Дядя временно позаимствовал магнитофон в кусьинской школе механизаторов, где он работал заместителем директора по политической части и отвечал за воспитательную и культурно-просветительскую работу. Приняли его на ответственную должность, поскольку дядя окончил срочную службу в армии в звании старшины и привез домой прекрасную характеристику. Плюс к тому имел полное среднее образование, что по тем временам считалось весьма статусным.
Дядя был вторым сыном у моей бабушки – матери моего отца. Отец родился в 1920 году. В первые месяцы Великой Отечественной войны попал на фронте в самое пекло. Четыре года от него не было никаких известий. Дядя был намного моложе. Когда началась война, ему было всего пять лет. Бабушка почти смирилась с потерей старшего сына. Поэтому всю свою любовь отдала младшему.

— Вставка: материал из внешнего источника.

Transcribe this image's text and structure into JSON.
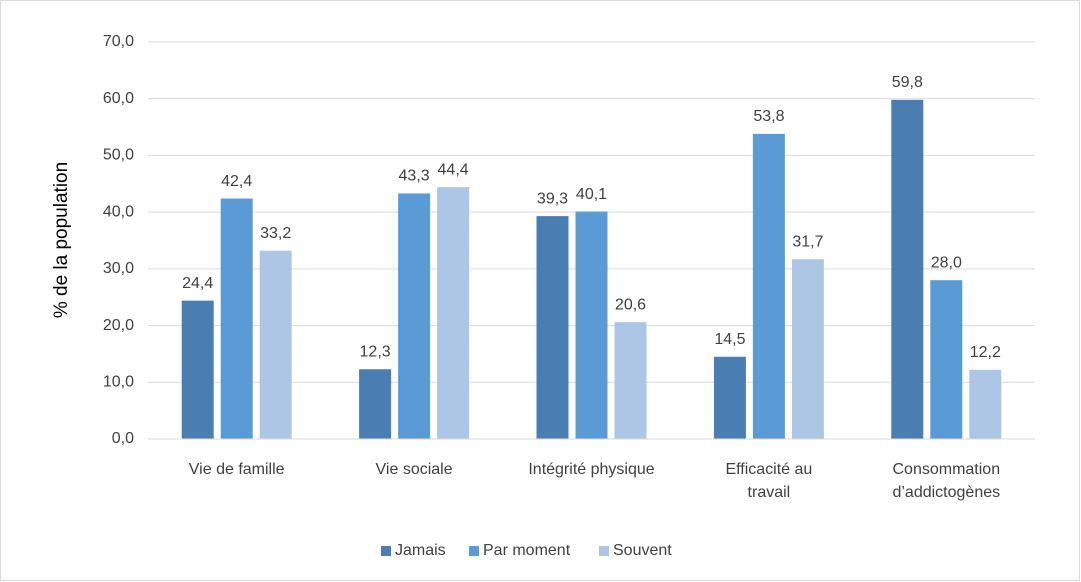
{
  "chart_data": {
    "type": "bar",
    "y_label": "% de la population",
    "categories": [
      "Vie de famille",
      "Vie sociale",
      "Intégrité physique",
      "Efficacité au travail",
      "Consommation d’addictogènes"
    ],
    "series": [
      {
        "name": "Jamais",
        "color": "#4a7eb3",
        "values": [
          24.4,
          12.3,
          39.3,
          14.5,
          59.8
        ],
        "value_labels": [
          "24,4",
          "12,3",
          "39,3",
          "14,5",
          "59,8"
        ]
      },
      {
        "name": "Par moment",
        "color": "#5b9bd5",
        "values": [
          42.4,
          43.3,
          40.1,
          53.8,
          28.0
        ],
        "value_labels": [
          "42,4",
          "43,3",
          "40,1",
          "53,8",
          "28,0"
        ]
      },
      {
        "name": "Souvent",
        "color": "#adc6e6",
        "values": [
          33.2,
          44.4,
          20.6,
          31.7,
          12.2
        ],
        "value_labels": [
          "33,2",
          "44,4",
          "20,6",
          "31,7",
          "12,2"
        ]
      }
    ],
    "ylim": [
      0,
      70
    ],
    "yticks": [
      {
        "value": 0,
        "label": "0,0"
      },
      {
        "value": 10,
        "label": "10,0"
      },
      {
        "value": 20,
        "label": "20,0"
      },
      {
        "value": 30,
        "label": "30,0"
      },
      {
        "value": 40,
        "label": "40,0"
      },
      {
        "value": 50,
        "label": "50,0"
      },
      {
        "value": 60,
        "label": "60,0"
      },
      {
        "value": 70,
        "label": "70,0"
      }
    ],
    "grid": true,
    "legend": "bottom"
  }
}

По всей видимости, дядя рос избалованным ребенком, что впоследствии, особенно в юности, сказалось на его несколько бесцеремонном и эгоистичном характере.
Когда мы с братом еще не учились в школе, дядю изредка в отсутствии дома родителей и бабушки оставляли с нами – «водиться». Для семнадцатилетнего отрока присмотр за несмышлёными шкетами – это, согласитесь, скучнейшее занятие. Но дядя превращал его в забаву. Он заставлял нас бегать по избе вокруг русской печи. И когда мы пробегали через отгороженный занавесками темный закуток, на наши бедные головы сваливался пребольно ударявший по лбу или темечку предмет. Чаще всего в качестве такового дядя использовал небольшую, но увесистую фарфоровую статуэтку. Он привязывал статуэтку на шнурочек, пропускал его через шпагат, на котором висели занавески, что давало возможность поддергивать статуэтку вверх или отпускать вниз. Хитрость состояла в том, что дядя в начале такой своеобразной игры ставил нас в угол комнаты, заставлял закрывать глаза и слегка прижимать ладони к ушам. А перед этим говорил, что он сейчас выйдет из дома. И когда мы услышим, как хлопнет закрывшаяся за ним дверь, надо немного подождать и потом начинать бегать вокруг печки.
Дядя из дому, конечно же, никуда не выходил, дверью он хлопал, что называется, вхолостую. А пока мы стояли в углу с закрытыми глазами, потихоньку влезал на печь, прятался среди лежащих там старых полушубков и манипулировал шнурком с привязной статуэткой. Мы раскусили дядину хитрость не сразу. Поначалу искренне верили, что удары на наши головы обрушивает какая-то неведомая сила. Впрочем, вокруг печки можно было благополучно пробежать несколько кругов. Но рано или поздно болезненное соприкосновение статуэтки с нашими головами было неизбежно. Предугадать, когда «оно» прилетит, мы не могли. А доставалось подчас по кумполу насколько ощутимо, что в доме раздавались наши отчаянные рыдания. Но мы терпели. Ведь дядя придумал, как поощрять нас за перенесённые страдания. После очередной экзекуции он раздавал нам кусочки топленого сахара.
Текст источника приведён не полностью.